Regarding the original version of Bacchanale, after a theoretical study of it and without any sound reference, we can propose two approaches to the performance: first approach, using tin cans as main instruments, which meets the conditions of being known and used by Cage, but we do not know its similarity with the piano timbre. The second approach, is the V. Thomson proposal of using gamelan instruments, which does not fulfill our condition of being an instrument used by Cage.


As we have chosen the most appropriate instruments for the performance, we have also obtained new ideas on the playing techniques. These techniques also follow the historical criteria and also match certain characteristic effects of the prepared piano (such the use of una corda pedal or the resonance decay). The general techniques involves playing with hands in the center and edge of the drum. It is added with effects such as playing with a soft rubber mallet on the cowbells to lengthen their resonance; with the hand to get noise in the attack; or with combinations of cowbell plus drum to imitate the double preparation of B-flat. Likewise, in case the tempi are very slow, there is a possibility of playing the drums with felt mallets.


Given the doubts about the tempi of Bacchanale: we have not been able to establish any clear criteria that allows us to specify the metronomic speeds. However, we know the tempi range of the piece, that is, which sections should be faster, which shoud be slower and which share the same tempo. We also know the different piano preparations, their placement or material, and ever that the piano itself will produce different sounds in each case. The dynamics and resonance of these sounds will vary on each occasion and the tempo of the piece will naturlly adjust to them.

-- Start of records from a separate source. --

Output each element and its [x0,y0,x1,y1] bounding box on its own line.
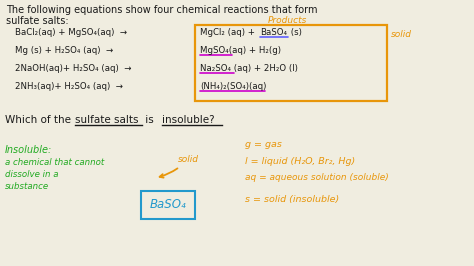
Text: s = solid (insoluble): s = solid (insoluble) [245,195,339,204]
Text: MgSO₄(aq) + H₂(g): MgSO₄(aq) + H₂(g) [200,46,281,55]
Text: solid: solid [160,155,199,178]
Text: The following equations show four chemical reactions that form: The following equations show four chemic… [6,5,318,15]
Text: sulfate salts: sulfate salts [75,115,138,125]
Text: a chemical that cannot: a chemical that cannot [5,158,104,167]
Text: (s): (s) [288,28,302,37]
Text: BaCl₂(aq) + MgSO₄(aq)  →: BaCl₂(aq) + MgSO₄(aq) → [15,28,127,37]
Text: g = gas: g = gas [245,140,282,149]
Text: Mg (s) + H₂SO₄ (aq)  →: Mg (s) + H₂SO₄ (aq) → [15,46,113,55]
Text: (NH₄)₂(SO₄)(aq): (NH₄)₂(SO₄)(aq) [200,82,266,91]
Text: BaSO₄: BaSO₄ [260,28,287,37]
Text: Which of the: Which of the [5,115,74,125]
Text: BaSO₄: BaSO₄ [150,198,186,211]
Text: Products: Products [268,16,308,25]
Text: aq = aqueous solution (soluble): aq = aqueous solution (soluble) [245,173,389,182]
Text: Insoluble:: Insoluble: [5,145,52,155]
Text: Na₂SO₄ (aq) + 2H₂O (l): Na₂SO₄ (aq) + 2H₂O (l) [200,64,298,73]
Text: 2NH₃(aq)+ H₂SO₄ (aq)  →: 2NH₃(aq)+ H₂SO₄ (aq) → [15,82,123,91]
Text: substance: substance [5,182,49,191]
Text: 2NaOH(aq)+ H₂SO₄ (aq)  →: 2NaOH(aq)+ H₂SO₄ (aq) → [15,64,131,73]
Text: dissolve in a: dissolve in a [5,170,58,179]
Text: MgCl₂ (aq) +: MgCl₂ (aq) + [200,28,258,37]
Text: solid: solid [391,30,412,39]
Text: is: is [142,115,157,125]
Text: insoluble?: insoluble? [162,115,215,125]
Text: sulfate salts:: sulfate salts: [6,16,69,26]
Text: l = liquid (H₂O, Br₂, Hg): l = liquid (H₂O, Br₂, Hg) [245,157,355,166]
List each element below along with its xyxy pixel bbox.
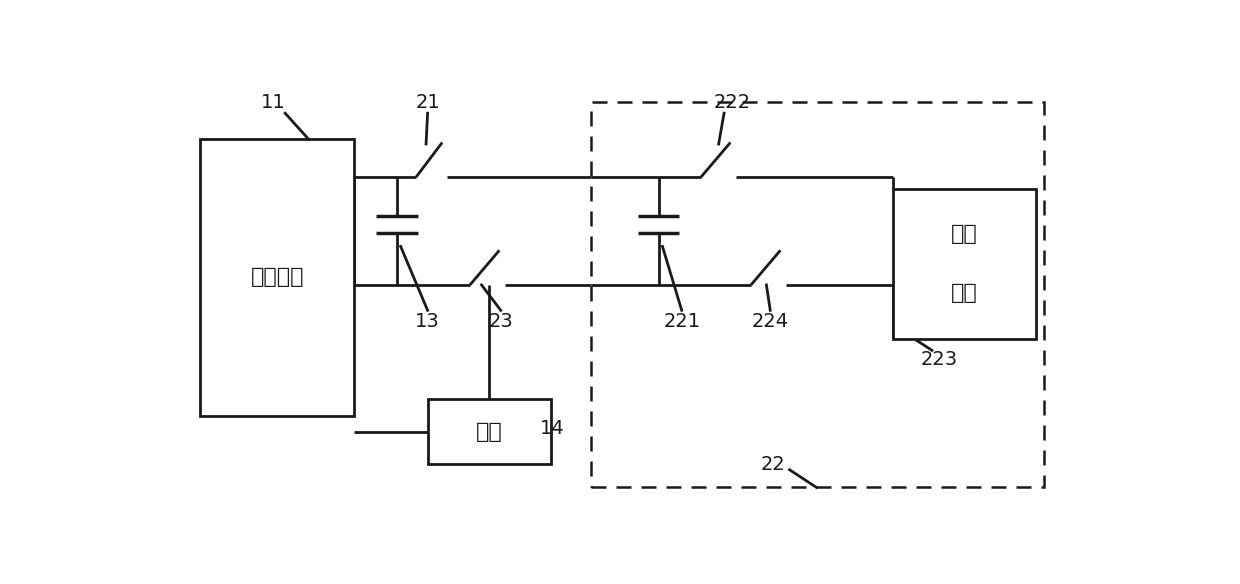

With louder and longer sounds, we will opt for slower tempi so the rhythmic precision will be mantained and then the opposite the with short and soft sonorities.


However, we must not forget the role of Bacchanale as an accompaniment for dance. The above criteria will be valid in case of playing the piece in a concert version. When the piece includes the choreography, we must use the tempi inaccuracy in favor of the dancer and adapt the music to the speed of his or her movements. Even in this case, the tempi ratio between different sections must be kept.


After completing this last chapter and answering the questions raised in "Introduction", it is time to put all this knowledge into practice and try a real performance of Bacchanale with percussion instruments. However, before finishing this paper, we can not avoid asking one last question: What could have happened if Cage had had enough room for his percussion ensemble? Would his music have developed in the same way it did during the next ten years? An exciting question that will never get its answer.